Distributed calculations
Local machine
It is possible to distribute the calculations over multiple process. The following code does a time mean over all grid points using multiple CPU over a local machine.
using Distributed
addprocs(2)
@everywhere using Pkg
@everywhere Pkg.activate(".")
@everywhere using EarthDataLab
@everywhere using Statistics
@everywhere function mymean(output, pixel)
output = mean(pixel)
end
c = Cube()
tair = subsetcube(c,variable="air_temperature_2m", time=2001:2016)
tair_c = map(t->t-273.15, tair)
indims = InDims(TimeAxis)
outdims = OutDims()
resultcube = mapCube(mymean, tair_c, indims=indims, outdims=outdims)

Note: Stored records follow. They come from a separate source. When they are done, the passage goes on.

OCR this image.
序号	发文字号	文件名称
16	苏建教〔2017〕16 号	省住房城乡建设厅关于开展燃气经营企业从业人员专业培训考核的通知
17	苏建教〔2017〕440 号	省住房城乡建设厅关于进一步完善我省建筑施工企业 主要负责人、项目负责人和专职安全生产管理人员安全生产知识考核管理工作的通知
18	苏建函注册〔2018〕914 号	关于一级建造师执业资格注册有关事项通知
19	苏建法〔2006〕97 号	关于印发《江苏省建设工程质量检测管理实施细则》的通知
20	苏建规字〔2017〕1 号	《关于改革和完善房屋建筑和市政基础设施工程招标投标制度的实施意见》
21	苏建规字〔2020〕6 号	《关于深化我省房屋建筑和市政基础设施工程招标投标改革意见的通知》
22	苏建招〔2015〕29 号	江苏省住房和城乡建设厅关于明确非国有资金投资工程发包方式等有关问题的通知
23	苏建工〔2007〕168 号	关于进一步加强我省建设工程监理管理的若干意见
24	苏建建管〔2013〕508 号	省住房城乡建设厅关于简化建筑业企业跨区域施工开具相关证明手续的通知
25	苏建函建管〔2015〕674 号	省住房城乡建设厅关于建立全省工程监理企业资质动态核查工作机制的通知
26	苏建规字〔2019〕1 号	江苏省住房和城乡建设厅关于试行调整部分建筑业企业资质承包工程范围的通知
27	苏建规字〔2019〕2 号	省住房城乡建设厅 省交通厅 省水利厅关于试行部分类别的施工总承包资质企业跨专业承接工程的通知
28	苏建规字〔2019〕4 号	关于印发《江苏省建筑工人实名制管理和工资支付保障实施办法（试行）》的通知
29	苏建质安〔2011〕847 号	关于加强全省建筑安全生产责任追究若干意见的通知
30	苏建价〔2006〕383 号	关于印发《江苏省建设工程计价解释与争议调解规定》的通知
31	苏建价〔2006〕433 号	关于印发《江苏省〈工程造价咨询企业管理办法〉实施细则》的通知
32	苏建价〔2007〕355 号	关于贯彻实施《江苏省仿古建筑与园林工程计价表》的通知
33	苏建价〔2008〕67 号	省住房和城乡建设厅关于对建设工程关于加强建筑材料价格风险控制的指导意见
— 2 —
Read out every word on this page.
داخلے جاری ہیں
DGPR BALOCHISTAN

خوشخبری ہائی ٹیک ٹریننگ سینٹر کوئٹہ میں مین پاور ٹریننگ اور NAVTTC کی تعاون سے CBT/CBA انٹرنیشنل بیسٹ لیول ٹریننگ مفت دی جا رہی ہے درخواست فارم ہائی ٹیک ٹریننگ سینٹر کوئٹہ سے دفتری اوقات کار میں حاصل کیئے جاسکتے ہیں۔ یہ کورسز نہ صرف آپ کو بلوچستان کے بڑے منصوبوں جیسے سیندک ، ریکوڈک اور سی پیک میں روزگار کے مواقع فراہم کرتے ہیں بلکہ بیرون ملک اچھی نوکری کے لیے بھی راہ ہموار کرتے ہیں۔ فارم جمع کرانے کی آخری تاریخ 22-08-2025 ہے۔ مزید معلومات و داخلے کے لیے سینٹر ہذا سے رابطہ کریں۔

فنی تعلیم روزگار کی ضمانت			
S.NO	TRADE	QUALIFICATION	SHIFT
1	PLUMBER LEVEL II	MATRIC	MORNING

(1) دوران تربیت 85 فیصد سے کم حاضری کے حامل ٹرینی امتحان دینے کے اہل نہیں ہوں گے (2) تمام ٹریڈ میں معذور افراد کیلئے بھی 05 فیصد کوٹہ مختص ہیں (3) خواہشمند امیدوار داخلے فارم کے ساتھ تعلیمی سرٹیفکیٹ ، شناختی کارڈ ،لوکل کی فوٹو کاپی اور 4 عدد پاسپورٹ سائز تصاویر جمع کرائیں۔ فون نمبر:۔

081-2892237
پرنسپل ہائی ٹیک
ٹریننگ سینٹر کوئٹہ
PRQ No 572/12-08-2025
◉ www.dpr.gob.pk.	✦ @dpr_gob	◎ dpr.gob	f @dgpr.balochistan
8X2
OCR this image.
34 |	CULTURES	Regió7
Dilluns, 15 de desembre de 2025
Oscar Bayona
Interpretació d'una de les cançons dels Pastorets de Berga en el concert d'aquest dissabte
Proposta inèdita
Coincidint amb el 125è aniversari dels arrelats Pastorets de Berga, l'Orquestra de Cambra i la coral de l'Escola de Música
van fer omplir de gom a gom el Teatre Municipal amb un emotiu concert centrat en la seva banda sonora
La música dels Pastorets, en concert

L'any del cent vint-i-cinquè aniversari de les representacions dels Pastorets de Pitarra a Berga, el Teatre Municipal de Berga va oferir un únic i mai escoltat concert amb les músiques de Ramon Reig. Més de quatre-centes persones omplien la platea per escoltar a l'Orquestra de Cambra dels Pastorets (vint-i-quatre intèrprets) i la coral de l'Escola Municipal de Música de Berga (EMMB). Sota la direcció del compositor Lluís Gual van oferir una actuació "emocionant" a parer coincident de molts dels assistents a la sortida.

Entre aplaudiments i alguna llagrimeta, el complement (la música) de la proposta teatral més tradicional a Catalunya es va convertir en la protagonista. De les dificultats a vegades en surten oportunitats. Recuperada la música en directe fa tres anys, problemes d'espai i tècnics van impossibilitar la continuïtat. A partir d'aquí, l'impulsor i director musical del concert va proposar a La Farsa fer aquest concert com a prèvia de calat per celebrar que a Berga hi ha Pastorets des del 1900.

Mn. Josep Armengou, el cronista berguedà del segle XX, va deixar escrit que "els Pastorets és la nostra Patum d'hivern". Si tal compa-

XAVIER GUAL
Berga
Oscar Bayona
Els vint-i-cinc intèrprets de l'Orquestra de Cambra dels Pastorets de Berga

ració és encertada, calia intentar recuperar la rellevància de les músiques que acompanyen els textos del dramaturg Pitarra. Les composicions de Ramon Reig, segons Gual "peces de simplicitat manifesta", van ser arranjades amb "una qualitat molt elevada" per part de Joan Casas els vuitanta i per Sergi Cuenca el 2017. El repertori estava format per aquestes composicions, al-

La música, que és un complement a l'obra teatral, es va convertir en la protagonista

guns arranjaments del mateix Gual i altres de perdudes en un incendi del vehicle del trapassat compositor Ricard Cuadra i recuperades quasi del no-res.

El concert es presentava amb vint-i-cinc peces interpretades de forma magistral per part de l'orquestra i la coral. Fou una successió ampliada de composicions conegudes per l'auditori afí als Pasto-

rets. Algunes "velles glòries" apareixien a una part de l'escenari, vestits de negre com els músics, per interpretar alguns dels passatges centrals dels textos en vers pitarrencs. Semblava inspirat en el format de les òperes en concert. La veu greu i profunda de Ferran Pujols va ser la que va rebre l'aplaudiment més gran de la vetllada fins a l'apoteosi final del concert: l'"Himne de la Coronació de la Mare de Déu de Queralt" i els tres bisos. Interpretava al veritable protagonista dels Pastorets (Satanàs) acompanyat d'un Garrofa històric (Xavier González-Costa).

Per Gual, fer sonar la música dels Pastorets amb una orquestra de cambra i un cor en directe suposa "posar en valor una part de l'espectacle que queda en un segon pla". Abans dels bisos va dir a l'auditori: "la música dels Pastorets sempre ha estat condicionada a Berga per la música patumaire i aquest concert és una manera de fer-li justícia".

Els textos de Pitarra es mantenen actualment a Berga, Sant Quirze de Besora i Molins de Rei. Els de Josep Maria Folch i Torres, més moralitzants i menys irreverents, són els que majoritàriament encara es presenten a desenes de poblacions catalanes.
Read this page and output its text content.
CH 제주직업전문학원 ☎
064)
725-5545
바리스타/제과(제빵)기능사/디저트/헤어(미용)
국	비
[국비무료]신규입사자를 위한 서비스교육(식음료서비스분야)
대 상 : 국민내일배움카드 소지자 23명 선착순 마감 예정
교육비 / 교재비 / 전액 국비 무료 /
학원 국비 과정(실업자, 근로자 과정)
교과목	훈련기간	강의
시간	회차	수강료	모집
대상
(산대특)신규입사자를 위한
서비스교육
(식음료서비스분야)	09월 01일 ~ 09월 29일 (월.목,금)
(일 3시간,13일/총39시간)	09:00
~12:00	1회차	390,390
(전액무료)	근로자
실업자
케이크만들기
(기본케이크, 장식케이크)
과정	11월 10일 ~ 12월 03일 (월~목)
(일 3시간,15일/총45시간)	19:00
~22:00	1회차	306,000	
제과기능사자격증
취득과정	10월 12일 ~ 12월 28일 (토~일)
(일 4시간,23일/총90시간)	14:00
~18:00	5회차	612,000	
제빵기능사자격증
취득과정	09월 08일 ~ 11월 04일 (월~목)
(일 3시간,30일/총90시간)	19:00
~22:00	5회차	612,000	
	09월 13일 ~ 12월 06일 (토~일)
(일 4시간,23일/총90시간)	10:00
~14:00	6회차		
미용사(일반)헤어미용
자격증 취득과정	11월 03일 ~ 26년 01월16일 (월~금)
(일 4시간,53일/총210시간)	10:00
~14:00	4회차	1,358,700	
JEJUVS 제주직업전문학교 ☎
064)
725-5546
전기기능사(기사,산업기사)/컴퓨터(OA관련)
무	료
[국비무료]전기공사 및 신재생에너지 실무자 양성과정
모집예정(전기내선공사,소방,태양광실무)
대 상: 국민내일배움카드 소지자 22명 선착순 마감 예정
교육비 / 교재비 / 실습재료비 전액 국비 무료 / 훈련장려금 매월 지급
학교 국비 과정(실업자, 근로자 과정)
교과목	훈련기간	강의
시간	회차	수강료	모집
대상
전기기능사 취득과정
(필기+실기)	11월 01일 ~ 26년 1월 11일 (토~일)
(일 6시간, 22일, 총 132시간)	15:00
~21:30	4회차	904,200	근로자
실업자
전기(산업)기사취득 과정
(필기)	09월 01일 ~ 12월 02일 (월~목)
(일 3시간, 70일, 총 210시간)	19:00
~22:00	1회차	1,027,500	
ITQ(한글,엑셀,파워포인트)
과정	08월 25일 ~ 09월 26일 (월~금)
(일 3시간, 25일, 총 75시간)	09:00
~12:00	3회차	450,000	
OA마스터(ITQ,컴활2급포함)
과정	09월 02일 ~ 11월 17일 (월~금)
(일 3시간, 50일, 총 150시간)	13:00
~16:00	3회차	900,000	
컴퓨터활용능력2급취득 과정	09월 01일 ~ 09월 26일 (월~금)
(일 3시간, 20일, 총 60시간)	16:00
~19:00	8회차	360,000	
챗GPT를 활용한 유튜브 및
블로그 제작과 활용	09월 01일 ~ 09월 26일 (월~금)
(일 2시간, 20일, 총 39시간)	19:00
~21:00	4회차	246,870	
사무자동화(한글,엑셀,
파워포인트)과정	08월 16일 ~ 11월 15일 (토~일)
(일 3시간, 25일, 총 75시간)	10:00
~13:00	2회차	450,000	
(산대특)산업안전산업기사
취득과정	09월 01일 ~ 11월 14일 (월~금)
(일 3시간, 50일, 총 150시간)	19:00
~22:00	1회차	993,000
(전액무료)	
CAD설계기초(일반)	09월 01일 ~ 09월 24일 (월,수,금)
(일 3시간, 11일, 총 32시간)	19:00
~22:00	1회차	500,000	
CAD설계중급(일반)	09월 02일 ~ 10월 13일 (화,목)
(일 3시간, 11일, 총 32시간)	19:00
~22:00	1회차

In the last example, mapCube
was used to map the mymean
function. mapslices
is a convenient function that can replace mapCube
, where you can omit defining an extra function with the output argument as an input (e.g. mymean
). It is possible to simply use mapslice
resultcube = mapslices(mean ∘ skipmissing, c, dims="time")
SLURM cluster
It is also possible to distribute easily the workload on a cluster, with little modification to the code. The following code does a time mean over all grid points using multiple CPU over a SLURM cluster. To do so, we use the ClusterManagers
package.
using Distributed
using ClusterManagers
addprocs(SlurmManager(10))
@everywhere using Pkg
@everywhere Pkg.activate(".")
@everywhere using EarthDataLab
@everywhere using Statistics
inpath="zg1000_AERday_CanESM5_esm-hist_r6i1p1f1_gn_18500101-20141231.nc"
c = Cube(inpath, "zg1000")
resultcube = mapslices(mean ∘ skipmissing, c, dims="time")